In both studies, the 2009 and the new one, the team demonstrated that synergies in the affected arms of mild stroke patients’ in the cortex are very similar to those in the unaffected arms despite different patterns in muscle activation. This proves that muscle synergies are structured within the spinal cord, and that cortical stroke changes the brain’s ability to activate these synergies in the appropriate combinations.

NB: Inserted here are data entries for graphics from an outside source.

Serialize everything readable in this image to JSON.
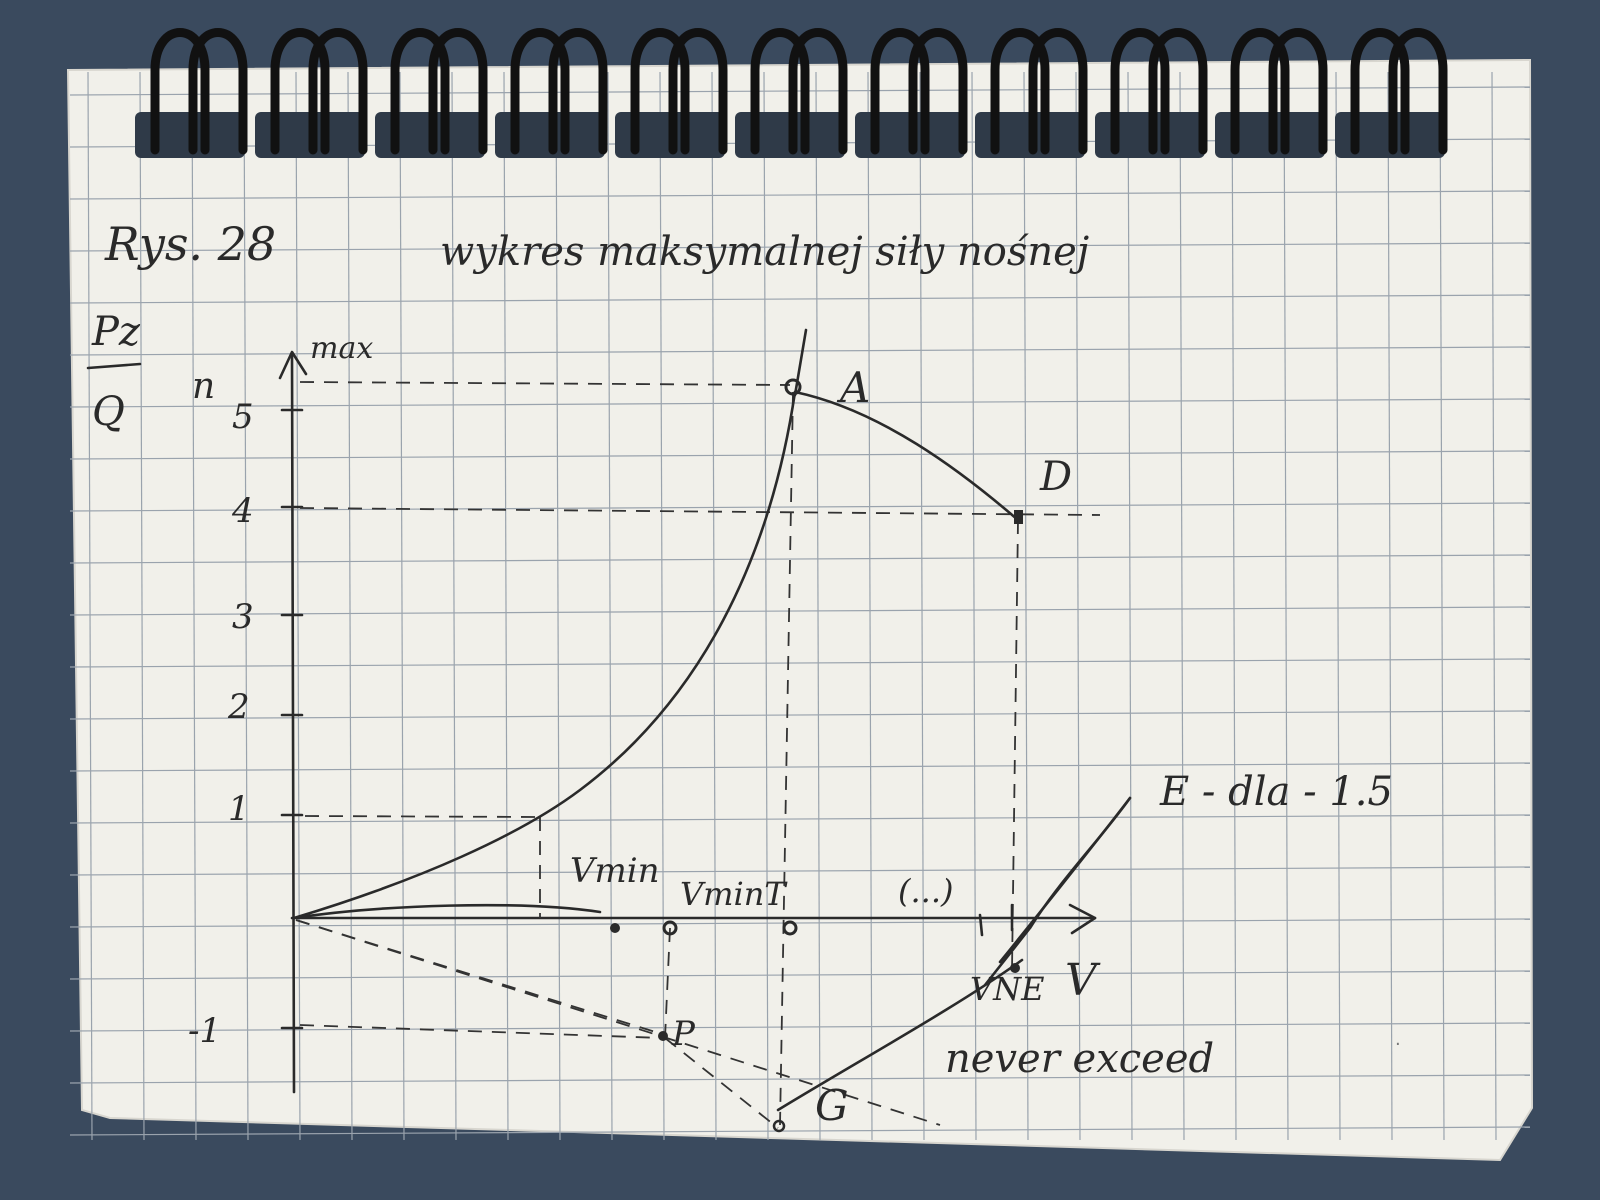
{
  "notebook": {
    "figure_label": "Rys. 28",
    "title": "wykres maksymalnej siły nośnej",
    "y_axis_fraction_top": "Pz",
    "y_axis_fraction_bottom": "Q",
    "y_axis_symbol": "n",
    "y_axis_subscript": "max",
    "x_axis_symbol": "V",
    "y_ticks": [
      "5",
      "4",
      "3",
      "2",
      "1",
      "-1"
    ],
    "points": {
      "A": "A",
      "D": "D",
      "G": "G",
      "P": "P",
      "E": "E - dla - 1.5"
    },
    "speed_labels": {
      "vmin": "Vmin",
      "vmint": "VminT",
      "ellipsis": "(...)",
      "vne": "VNE",
      "never_exceed": "never exceed"
    }
  },
  "colors": {
    "background": "#3a4a5e",
    "paper": "#f1f0ea",
    "grid": "#9aa3ad",
    "ink": "#2a2a2a",
    "spiral": "#111111"
  }
}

The new study also discovered a very different pattern in those who suffered more severe strokes. They found that the synergies in the affected arm merged to form a smaller number of larger synergies, whilst in a third group of stroke victims whose stroke occurred many years earlier, the muscle synergies of the affected arm were divided into fragments of the synergies seen in the unaffected arm, a phenomenon known as fractionation.

Fractionation does not restore the synergies to what they would have looked like prior to the stroke, and leading author Vincent Cheung, a research scientist at the McGovern Institute, remarks: “These fractionations appear to be something totally new. The conjecture would be that these fragments could be a way that the nervous system tries to adapt to the injury, but we have to do further studies to confirm that.”

The team hypothesizes that these patterns of synergies that are determined by both the severity of the deficit and the elapsed time after the stroke could be used as markers to achieve a more detailed description of an individual patients’ impaired status. Cheung says: “In some of the patients, we see a mixture of these patterns. So you can have severe but chronic patients, for instance, who show both merging and fractionation.” The discovery could also help to design more targeted rehabilitation programs. Based on these markers, the MIT team is currently collaborating with several hospitals in order to develop new therapeutic protocols.

In the U.S., around 700,000 people fall victim to strokes every year, and even though there are many different rehabilitation programs available, and according to Bizzi, choosing the best method for an individual is more of an art than medical science.

He concludes:

“There is a great deal of need to sharpen current procedures for rehabilitation by turning to principles derived from the most advanced brain research. It is very likely that different strategies of rehabilitation will have to be used in patients who have one type of marker versus another.”